As the United States enacts numerous policies that critics say restrict access to asylum, rights groups have expressed concern that such policies could have especially severe impacts on Indigenous migrants.

While narrowing asylum pathways has thrown life into flux for many of those seeking refuge in the US, Indigenous people say that the obstacles they face – from language barriers to discrimination and violence – have gone largely unrecognised in conversations about immigration.

“We don’t migrate for a good life. We’re forced to leave. Parents send their children on this journey to save their lives,” said Geronimo Ramirez, a Maya-Ixil community organiser who lives in the US and works with the International Mayan League, a Maya-led human rights organisation.

“But we have been invisible.
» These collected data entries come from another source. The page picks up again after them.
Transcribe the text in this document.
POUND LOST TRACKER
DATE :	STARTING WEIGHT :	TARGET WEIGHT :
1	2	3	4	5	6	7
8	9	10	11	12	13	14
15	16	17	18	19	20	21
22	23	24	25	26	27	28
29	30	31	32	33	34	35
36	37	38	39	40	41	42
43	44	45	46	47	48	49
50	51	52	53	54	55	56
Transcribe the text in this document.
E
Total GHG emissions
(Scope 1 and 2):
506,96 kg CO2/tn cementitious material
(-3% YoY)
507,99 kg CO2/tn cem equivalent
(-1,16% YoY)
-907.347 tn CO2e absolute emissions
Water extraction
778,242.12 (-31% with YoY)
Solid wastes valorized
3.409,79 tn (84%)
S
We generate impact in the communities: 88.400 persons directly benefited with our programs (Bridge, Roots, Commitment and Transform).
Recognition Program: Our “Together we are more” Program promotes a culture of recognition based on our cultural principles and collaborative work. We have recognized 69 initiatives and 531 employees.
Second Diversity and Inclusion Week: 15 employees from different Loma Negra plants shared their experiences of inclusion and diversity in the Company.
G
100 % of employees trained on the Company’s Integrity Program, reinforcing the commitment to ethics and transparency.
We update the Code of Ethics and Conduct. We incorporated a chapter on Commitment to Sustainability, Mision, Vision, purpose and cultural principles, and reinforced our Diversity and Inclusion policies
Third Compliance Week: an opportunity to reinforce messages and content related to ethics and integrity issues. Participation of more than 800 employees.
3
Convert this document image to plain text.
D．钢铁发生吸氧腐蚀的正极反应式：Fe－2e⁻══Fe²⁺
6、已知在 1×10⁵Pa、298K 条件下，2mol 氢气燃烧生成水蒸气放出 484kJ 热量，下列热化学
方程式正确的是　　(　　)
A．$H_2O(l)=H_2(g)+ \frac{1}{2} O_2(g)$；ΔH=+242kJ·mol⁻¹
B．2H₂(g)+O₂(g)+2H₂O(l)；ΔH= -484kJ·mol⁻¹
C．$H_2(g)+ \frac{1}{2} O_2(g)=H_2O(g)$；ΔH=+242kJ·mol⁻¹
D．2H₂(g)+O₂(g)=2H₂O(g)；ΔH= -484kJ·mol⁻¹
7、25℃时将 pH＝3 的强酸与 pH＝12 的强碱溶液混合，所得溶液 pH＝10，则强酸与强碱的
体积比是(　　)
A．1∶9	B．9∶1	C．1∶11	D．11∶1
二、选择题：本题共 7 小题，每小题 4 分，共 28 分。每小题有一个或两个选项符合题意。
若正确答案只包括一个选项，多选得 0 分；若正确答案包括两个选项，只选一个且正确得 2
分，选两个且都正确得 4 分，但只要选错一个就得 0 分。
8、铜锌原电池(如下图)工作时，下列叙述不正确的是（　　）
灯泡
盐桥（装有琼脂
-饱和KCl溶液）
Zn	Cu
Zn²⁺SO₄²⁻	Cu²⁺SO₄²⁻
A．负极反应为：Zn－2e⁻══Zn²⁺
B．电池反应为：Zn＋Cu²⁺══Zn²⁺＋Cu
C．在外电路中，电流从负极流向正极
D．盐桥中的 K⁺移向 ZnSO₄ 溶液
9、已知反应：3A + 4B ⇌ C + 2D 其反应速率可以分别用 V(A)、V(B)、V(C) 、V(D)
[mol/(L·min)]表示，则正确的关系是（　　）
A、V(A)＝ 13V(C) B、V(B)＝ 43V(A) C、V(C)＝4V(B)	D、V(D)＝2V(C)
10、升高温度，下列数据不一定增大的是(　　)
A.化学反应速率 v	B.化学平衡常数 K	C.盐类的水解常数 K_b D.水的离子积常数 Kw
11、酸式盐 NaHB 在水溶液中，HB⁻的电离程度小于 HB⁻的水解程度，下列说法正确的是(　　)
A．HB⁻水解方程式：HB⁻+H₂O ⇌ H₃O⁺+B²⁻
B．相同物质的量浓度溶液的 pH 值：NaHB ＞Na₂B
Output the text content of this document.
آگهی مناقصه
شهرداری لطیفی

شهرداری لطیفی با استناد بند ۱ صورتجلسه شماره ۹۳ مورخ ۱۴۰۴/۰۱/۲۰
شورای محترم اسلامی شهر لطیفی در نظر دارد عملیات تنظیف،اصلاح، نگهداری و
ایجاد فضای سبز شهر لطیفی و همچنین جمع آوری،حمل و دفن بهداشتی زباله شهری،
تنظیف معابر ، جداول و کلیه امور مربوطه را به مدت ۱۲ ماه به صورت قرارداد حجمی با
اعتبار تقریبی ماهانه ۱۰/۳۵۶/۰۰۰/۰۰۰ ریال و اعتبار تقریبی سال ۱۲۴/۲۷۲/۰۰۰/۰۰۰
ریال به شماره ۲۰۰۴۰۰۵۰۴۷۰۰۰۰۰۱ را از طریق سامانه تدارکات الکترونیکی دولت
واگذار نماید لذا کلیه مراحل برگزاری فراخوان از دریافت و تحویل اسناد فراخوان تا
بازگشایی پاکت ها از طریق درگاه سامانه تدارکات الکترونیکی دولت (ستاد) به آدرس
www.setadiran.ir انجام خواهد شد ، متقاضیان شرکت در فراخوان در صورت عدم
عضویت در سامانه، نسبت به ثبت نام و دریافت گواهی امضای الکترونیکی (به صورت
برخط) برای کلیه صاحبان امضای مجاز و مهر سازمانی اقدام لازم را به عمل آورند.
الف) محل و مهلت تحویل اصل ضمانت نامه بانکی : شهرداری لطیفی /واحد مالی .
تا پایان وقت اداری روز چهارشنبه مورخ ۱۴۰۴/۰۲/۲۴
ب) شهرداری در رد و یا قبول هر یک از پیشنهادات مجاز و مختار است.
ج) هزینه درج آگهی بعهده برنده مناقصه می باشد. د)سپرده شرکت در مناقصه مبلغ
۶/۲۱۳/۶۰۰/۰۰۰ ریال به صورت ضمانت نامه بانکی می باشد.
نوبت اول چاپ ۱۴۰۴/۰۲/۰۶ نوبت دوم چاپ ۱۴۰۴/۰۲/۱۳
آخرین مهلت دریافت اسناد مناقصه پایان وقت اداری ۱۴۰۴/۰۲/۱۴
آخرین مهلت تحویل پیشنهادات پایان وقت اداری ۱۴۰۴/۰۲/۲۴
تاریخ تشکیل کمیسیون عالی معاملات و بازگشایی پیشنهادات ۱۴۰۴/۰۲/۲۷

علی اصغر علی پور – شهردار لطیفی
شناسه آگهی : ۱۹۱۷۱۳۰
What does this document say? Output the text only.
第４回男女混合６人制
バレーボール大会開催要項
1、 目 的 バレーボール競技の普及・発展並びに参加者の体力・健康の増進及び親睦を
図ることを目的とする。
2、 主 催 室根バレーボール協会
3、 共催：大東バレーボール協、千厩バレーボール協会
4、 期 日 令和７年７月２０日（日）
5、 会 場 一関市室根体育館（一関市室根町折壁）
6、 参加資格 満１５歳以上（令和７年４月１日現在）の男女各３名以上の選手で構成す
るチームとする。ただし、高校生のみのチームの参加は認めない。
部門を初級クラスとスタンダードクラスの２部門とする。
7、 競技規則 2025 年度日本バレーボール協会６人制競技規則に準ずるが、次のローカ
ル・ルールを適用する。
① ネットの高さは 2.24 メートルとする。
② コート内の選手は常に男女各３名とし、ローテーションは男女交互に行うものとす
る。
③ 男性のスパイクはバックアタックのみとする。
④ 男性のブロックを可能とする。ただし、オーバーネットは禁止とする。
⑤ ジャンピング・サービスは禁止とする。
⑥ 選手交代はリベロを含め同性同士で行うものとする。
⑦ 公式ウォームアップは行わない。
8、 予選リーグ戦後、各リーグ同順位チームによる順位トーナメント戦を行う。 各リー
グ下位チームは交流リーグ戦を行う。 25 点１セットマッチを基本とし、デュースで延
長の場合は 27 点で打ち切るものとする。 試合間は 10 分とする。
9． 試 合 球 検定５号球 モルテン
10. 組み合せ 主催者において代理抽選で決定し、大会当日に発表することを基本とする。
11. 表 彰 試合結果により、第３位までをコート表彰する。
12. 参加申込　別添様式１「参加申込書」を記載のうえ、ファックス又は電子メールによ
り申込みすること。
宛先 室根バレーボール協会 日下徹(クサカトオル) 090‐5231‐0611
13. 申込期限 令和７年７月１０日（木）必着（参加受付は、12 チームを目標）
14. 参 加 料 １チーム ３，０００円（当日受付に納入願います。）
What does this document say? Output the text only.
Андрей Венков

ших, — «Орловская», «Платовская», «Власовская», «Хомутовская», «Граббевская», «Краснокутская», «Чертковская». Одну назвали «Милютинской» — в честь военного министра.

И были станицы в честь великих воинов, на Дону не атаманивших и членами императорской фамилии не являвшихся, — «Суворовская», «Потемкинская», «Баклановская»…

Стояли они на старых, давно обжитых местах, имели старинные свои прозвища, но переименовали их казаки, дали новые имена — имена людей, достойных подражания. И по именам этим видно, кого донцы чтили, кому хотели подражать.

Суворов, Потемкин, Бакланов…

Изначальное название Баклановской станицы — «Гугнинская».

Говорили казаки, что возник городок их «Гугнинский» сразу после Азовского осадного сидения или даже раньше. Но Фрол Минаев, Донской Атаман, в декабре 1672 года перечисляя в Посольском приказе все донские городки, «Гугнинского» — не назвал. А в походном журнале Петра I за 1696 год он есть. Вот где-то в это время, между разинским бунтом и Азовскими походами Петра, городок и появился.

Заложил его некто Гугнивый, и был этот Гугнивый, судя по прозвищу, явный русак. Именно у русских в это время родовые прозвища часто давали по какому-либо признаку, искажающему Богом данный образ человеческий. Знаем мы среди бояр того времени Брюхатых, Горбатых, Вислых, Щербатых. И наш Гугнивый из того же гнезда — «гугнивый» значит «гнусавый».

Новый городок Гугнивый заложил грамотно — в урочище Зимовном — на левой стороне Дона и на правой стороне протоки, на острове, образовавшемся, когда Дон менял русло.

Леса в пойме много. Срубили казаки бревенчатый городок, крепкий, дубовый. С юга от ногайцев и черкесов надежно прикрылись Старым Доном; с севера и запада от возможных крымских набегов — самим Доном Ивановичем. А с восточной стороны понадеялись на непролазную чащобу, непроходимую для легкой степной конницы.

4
In immigration statistics, we’re characterised as Latino or Hispanic. Our identity has been assassinated.”

Indigenous advocacy organisations say the demand for asylum will only become more urgent, as their communities face displacement from climate change and violence from groups who target opposition to industrial projects on ancestral land.

Rolling back asylum

Earlier this year, the administration of US President Joe Biden announced a series of policies designed to discourage migrants and asylum seekers from crossing the country’s southern border irregularly.

One would render most of those arriving at the border ineligible for asylum, by requiring that they first apply for protection in the countries they passed through before reaching the US.

Immigration rights groups have slammed the policy as a “transit ban” and compared it to a similar “safe third country” rule implemented under former President Donald Trump.